I can probably answer this one:

"... people do go to Wal-Mart to spend money, a good portion is still going to foreign labor, and shipping. Now this can be a good thing too when taken in perspective with the goods received, but when the goods are geared for short term entertainment (which is usually the case) how can we sit back and say that this is a good thing?"

I can answer with another question? "What difference does it make if the purchase came from China or not?" We still make those sorts of purchases. Everyone in a modern economy does. And, I can see no advantage over goods produced domestically unless and until those goods become as competitively priced as the Chinese versions -- assuming all things being equal, like quality involved.
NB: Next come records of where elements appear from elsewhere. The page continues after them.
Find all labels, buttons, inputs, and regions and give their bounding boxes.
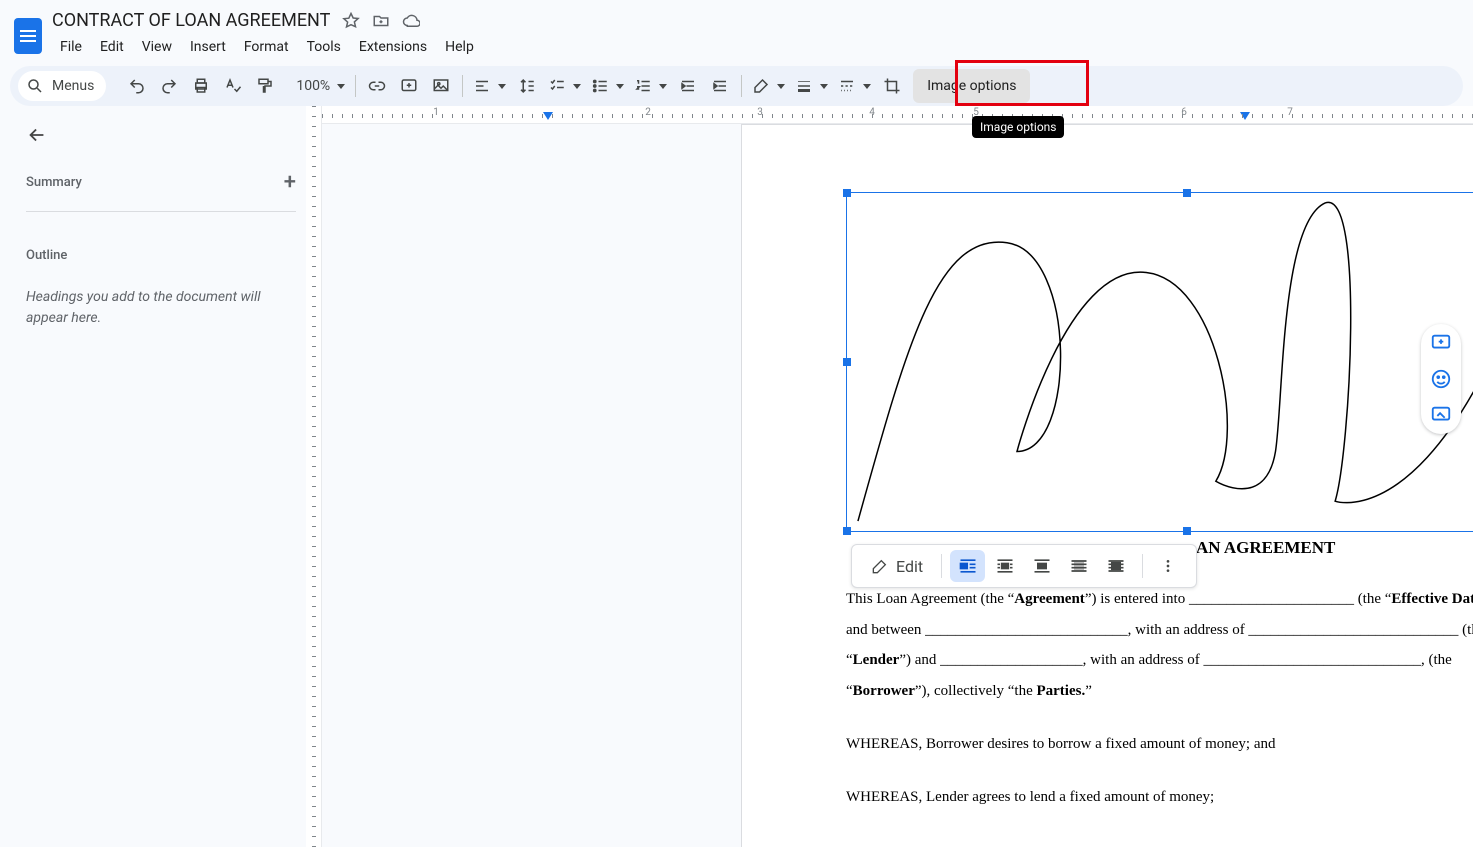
workspace: Summary + Outline Headings you add to th… — [0, 106, 1473, 847]
edit-image-button[interactable]: Edit — [862, 550, 933, 582]
menu-insert[interactable]: Insert — [182, 35, 234, 59]
outline-heading: Outline — [26, 248, 290, 263]
behind-text-button[interactable] — [1062, 550, 1097, 582]
menu-tools[interactable]: Tools — [299, 35, 349, 59]
line-spacing-button[interactable] — [512, 71, 542, 101]
move-icon[interactable] — [372, 12, 390, 30]
decrease-indent-button[interactable] — [673, 71, 703, 101]
cloud-status-icon[interactable] — [402, 12, 420, 30]
signature-drawing — [847, 193, 1473, 531]
outline-sidepanel: Summary + Outline Headings you add to th… — [0, 106, 306, 847]
horizontal-ruler[interactable]: 1 2 3 4 5 6 7 — [322, 106, 1473, 124]
crop-image-button[interactable] — [877, 71, 907, 101]
image-border-weight-button[interactable] — [791, 71, 832, 101]
search-icon — [26, 77, 44, 95]
redo-button[interactable] — [154, 71, 184, 101]
numbered-list-button[interactable] — [630, 71, 671, 101]
docs-header: CONTRACT OF LOAN AGREEMENT File Edit Vie… — [0, 0, 1473, 62]
spellcheck-button[interactable] — [218, 71, 248, 101]
add-emoji-fab[interactable] — [1430, 368, 1452, 390]
increase-indent-button[interactable] — [705, 71, 735, 101]
menu-format[interactable]: Format — [236, 35, 297, 59]
bulleted-list-button[interactable] — [587, 71, 628, 101]
add-comment-fab[interactable] — [1430, 332, 1452, 354]
wrap-inline-button[interactable] — [950, 550, 985, 582]
image-border-color-button[interactable] — [748, 71, 789, 101]
docs-logo[interactable] — [8, 10, 48, 62]
undo-button[interactable] — [122, 71, 152, 101]
in-front-text-button[interactable] — [1099, 550, 1134, 582]
menu-bar: File Edit View Insert Format Tools Exten… — [52, 35, 482, 59]
menu-help[interactable]: Help — [437, 35, 482, 59]
summary-heading: Summary — [26, 175, 82, 190]
image-float-toolbar: Edit — [851, 544, 1197, 588]
menu-extensions[interactable]: Extensions — [351, 35, 435, 59]
add-comment-button[interactable] — [394, 71, 424, 101]
zoom-dropdown[interactable]: 100% — [292, 71, 349, 101]
side-action-pill — [1421, 324, 1461, 434]
menus-search-button[interactable]: Menus — [18, 71, 106, 101]
break-text-button[interactable] — [1024, 550, 1059, 582]
menu-view[interactable]: View — [134, 35, 180, 59]
document-canvas[interactable]: 1 2 3 4 5 6 7 AN AGREEMENT This Loan Agr… — [306, 106, 1473, 847]
image-options-tooltip: Image options — [972, 116, 1064, 138]
image-options-button[interactable]: Image options — [913, 69, 1030, 103]
print-button[interactable] — [186, 71, 216, 101]
pencil-icon — [872, 558, 888, 574]
insert-link-button[interactable] — [362, 71, 392, 101]
doc-paragraph: WHEREAS, Lender agrees to lend a fixed a… — [846, 782, 1473, 813]
checklist-button[interactable] — [544, 71, 585, 101]
add-summary-button[interactable]: + — [284, 170, 296, 195]
image-more-options-button[interactable] — [1151, 550, 1186, 582]
menus-label: Menus — [52, 78, 94, 94]
vertical-ruler[interactable] — [306, 106, 322, 847]
star-icon[interactable] — [342, 12, 360, 30]
toolbar: Menus 100% Image options — [10, 66, 1463, 106]
doc-title[interactable]: CONTRACT OF LOAN AGREEMENT — [52, 10, 330, 31]
doc-heading-fragment: AN AGREEMENT — [1196, 531, 1473, 566]
selected-image-frame[interactable] — [846, 192, 1473, 532]
wrap-text-button[interactable] — [987, 550, 1022, 582]
menu-file[interactable]: File — [52, 35, 90, 59]
menu-edit[interactable]: Edit — [92, 35, 132, 59]
image-border-dash-button[interactable] — [834, 71, 875, 101]
insert-image-button[interactable] — [426, 71, 456, 101]
suggest-edits-fab[interactable] — [1430, 404, 1452, 426]
close-outline-button[interactable] — [26, 124, 290, 152]
doc-paragraph: WHEREAS, Borrower desires to borrow a fi… — [846, 729, 1473, 760]
align-button[interactable] — [469, 71, 510, 101]
outline-empty-text: Headings you add to the document will ap… — [26, 287, 296, 329]
paint-format-button[interactable] — [250, 71, 280, 101]
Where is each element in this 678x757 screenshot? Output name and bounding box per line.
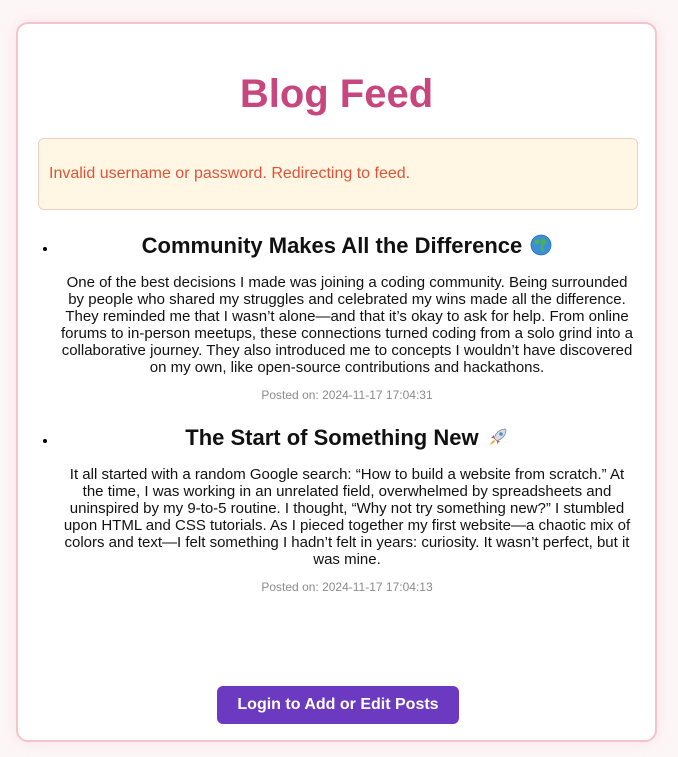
- error-alert: Invalid username or password. Redirectin…: [38, 138, 638, 210]
- list-item: Community Makes All the Difference One o…: [58, 224, 636, 402]
- blog-card: Blog Feed Invalid username or password. …: [16, 22, 657, 742]
- post-timestamp: Posted on: 2024-11-17 17:04:13: [261, 580, 433, 594]
- post-title: The Start of Something New: [58, 416, 636, 460]
- page-title: Blog Feed: [239, 72, 434, 116]
- post-body: It all started with a random Google sear…: [63, 466, 631, 568]
- login-button[interactable]: Login to Add or Edit Posts: [217, 686, 459, 724]
- post-title: Community Makes All the Difference: [58, 224, 636, 268]
- post-body: One of the best decisions I made was joi…: [61, 274, 633, 376]
- post-list: Community Makes All the Difference One o…: [58, 224, 636, 608]
- post-timestamp: Posted on: 2024-11-17 17:04:31: [261, 388, 433, 402]
- globe-icon: [530, 234, 552, 256]
- rocket-icon: [489, 428, 507, 445]
- alert-message: Invalid username or password. Redirectin…: [49, 165, 411, 182]
- list-item: The Start of Something New It all starte…: [58, 416, 636, 594]
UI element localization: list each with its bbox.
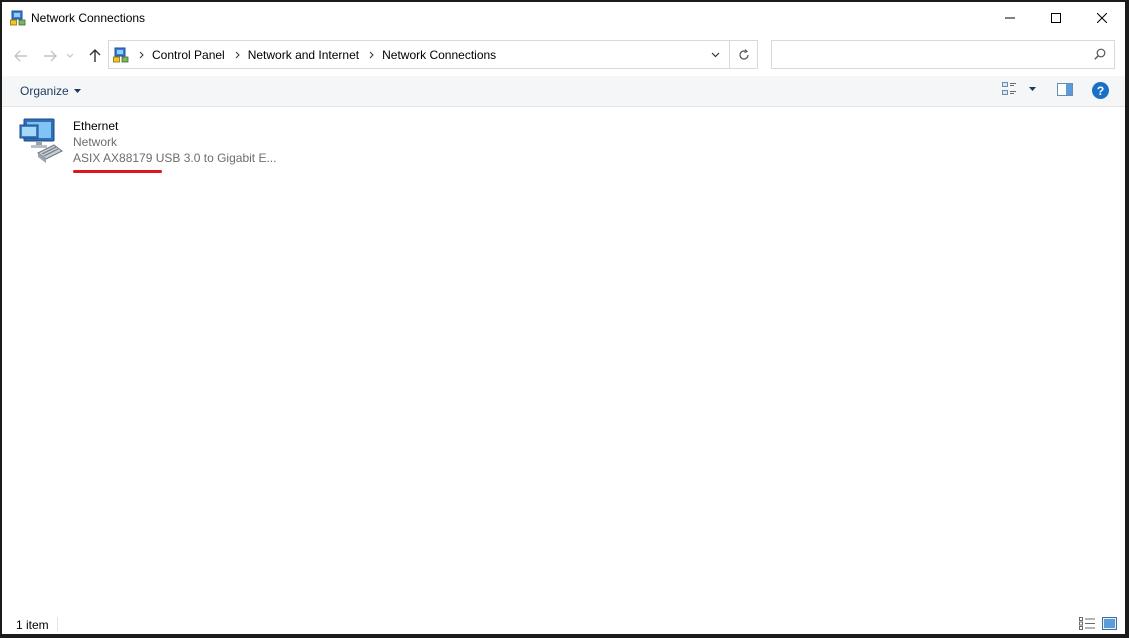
chevron-right-icon[interactable] (139, 51, 144, 59)
address-dropdown-button[interactable] (705, 41, 725, 68)
details-view-icon (1079, 617, 1095, 630)
details-view-button[interactable] (1079, 617, 1095, 633)
connection-details: Ethernet Network ASIX AX88179 USB 3.0 to… (73, 118, 276, 166)
breadcrumb-network-and-internet[interactable]: Network and Internet (248, 48, 359, 62)
change-view-button[interactable] (1002, 82, 1036, 96)
breadcrumb-network-connections[interactable]: Network Connections (382, 48, 496, 62)
search-box[interactable] (771, 40, 1115, 69)
minimize-button[interactable] (987, 2, 1033, 34)
network-folder-icon (113, 47, 129, 63)
navigation-bar: Control Panel Network and Internet Netwo… (2, 34, 1125, 76)
forward-button[interactable] (40, 46, 60, 66)
large-icons-view-button[interactable] (1102, 617, 1117, 633)
chevron-right-icon[interactable] (369, 51, 374, 59)
network-connections-app-icon (10, 10, 26, 26)
status-bar: 1 item (2, 614, 1125, 634)
organize-menu-button[interactable]: Organize (20, 84, 81, 98)
desktop-background-edge (1125, 0, 1129, 638)
search-icon[interactable] (1094, 48, 1106, 60)
back-arrow-icon (14, 50, 27, 62)
maximize-button[interactable] (1033, 2, 1079, 34)
ethernet-adapter-icon (19, 118, 63, 163)
help-button[interactable]: ? (1092, 82, 1109, 99)
connection-device: ASIX AX88179 USB 3.0 to Gigabit E... (73, 151, 277, 165)
item-count: 1 item (16, 618, 49, 632)
connection-status: Network (73, 135, 118, 149)
close-button[interactable] (1079, 2, 1125, 34)
chevron-right-icon[interactable] (235, 51, 240, 59)
preview-pane-button[interactable] (1057, 83, 1073, 99)
dropdown-caret-icon (73, 89, 81, 93)
command-bar: Organize ? (2, 76, 1125, 107)
view-options-icon (1002, 82, 1016, 95)
help-icon: ? (1096, 83, 1105, 98)
connection-item-ethernet[interactable]: Ethernet Network ASIX AX88179 USB 3.0 to… (16, 113, 276, 173)
refresh-icon (739, 48, 749, 60)
window-title: Network Connections (31, 11, 146, 25)
refresh-button[interactable] (729, 41, 758, 68)
large-icons-view-icon (1102, 617, 1117, 630)
preview-pane-icon (1057, 83, 1073, 96)
chevron-down-icon (711, 52, 719, 57)
connection-name: Ethernet (73, 119, 119, 133)
forward-arrow-icon (44, 50, 57, 62)
title-bar: Network Connections (2, 2, 1125, 34)
back-button[interactable] (11, 46, 31, 66)
up-button[interactable] (85, 46, 105, 66)
network-connections-window: Network Connections Control Panel Networ… (2, 2, 1125, 634)
recent-locations-button[interactable] (64, 46, 76, 66)
breadcrumb: Control Panel Network and Internet Netwo… (133, 41, 496, 68)
address-bar[interactable]: Control Panel Network and Internet Netwo… (108, 40, 758, 69)
maximize-icon (1051, 13, 1061, 23)
search-input[interactable] (778, 45, 1082, 66)
red-underline-annotation (73, 170, 162, 173)
status-separator (57, 617, 58, 631)
dropdown-caret-icon[interactable] (1029, 87, 1036, 91)
up-arrow-icon (89, 49, 101, 62)
connections-list: Ethernet Network ASIX AX88179 USB 3.0 to… (2, 107, 1125, 614)
chevron-down-icon (66, 53, 74, 58)
close-icon (1097, 13, 1107, 23)
minimize-icon (1005, 17, 1015, 19)
organize-label: Organize (20, 84, 69, 98)
breadcrumb-control-panel[interactable]: Control Panel (152, 48, 225, 62)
And guess what? The day is coming...within our lifetimes I believe...where goods produced here WILL be competitive in both price and quality compared to foreign goods and probably by a wide margin at that, too. Industrial molecular 'nanofacturing' is going to be such a disruption to the world trading order that medical outsourcing will be just a drop in the bucket by comparison.

Zyndryl

"It is the maxim of every prudent master of a family, never to attempt to make at home what it will cost him more to make than to buy. ... If a foreign country can supply us with a commodity cheaper than we ourselves can make it, better buy it of them," -- Adam Smith, The Wealth of Nations

x-ray fluorescence

Hi,
Nice post.The AMA has been very, very good at protecting its interests for over a century -- mainly by erecting tough credentialing & exam barriers for foreign doctors. They won't take kindly to this competition at all.

GK

x-ray,

But they cannot prevent an American from going to Thailand or India for a 'vacation'.

The AMA is also powerless to stop trial lawyers from destroying the practices of thousands of doctors, so it does appear that the AMA is so omnipotent.

Account Deleted

This is a vry good article related medical tourism
www.indiameditours.com

IVF Clinic India

Your blog keeps getting better and better! Your older articles are not as good as newer ones you have a lot more creativity and originality now keep it up!

surrogacy

Great Post.....

I found your site on stumbleupon and read a few of your other posts. Keep up the good work. I just added your RSS feed to my Google News Reader. Looking forward to reading more from you down the road!

Thanks for sharing....

Savethemales

Count me in as a soon to be medical tourist. I am getting stem cells to improve my hearing, something not available in America for another 10 years. Even when stem cell technology comes to America, the cost will be several times higher.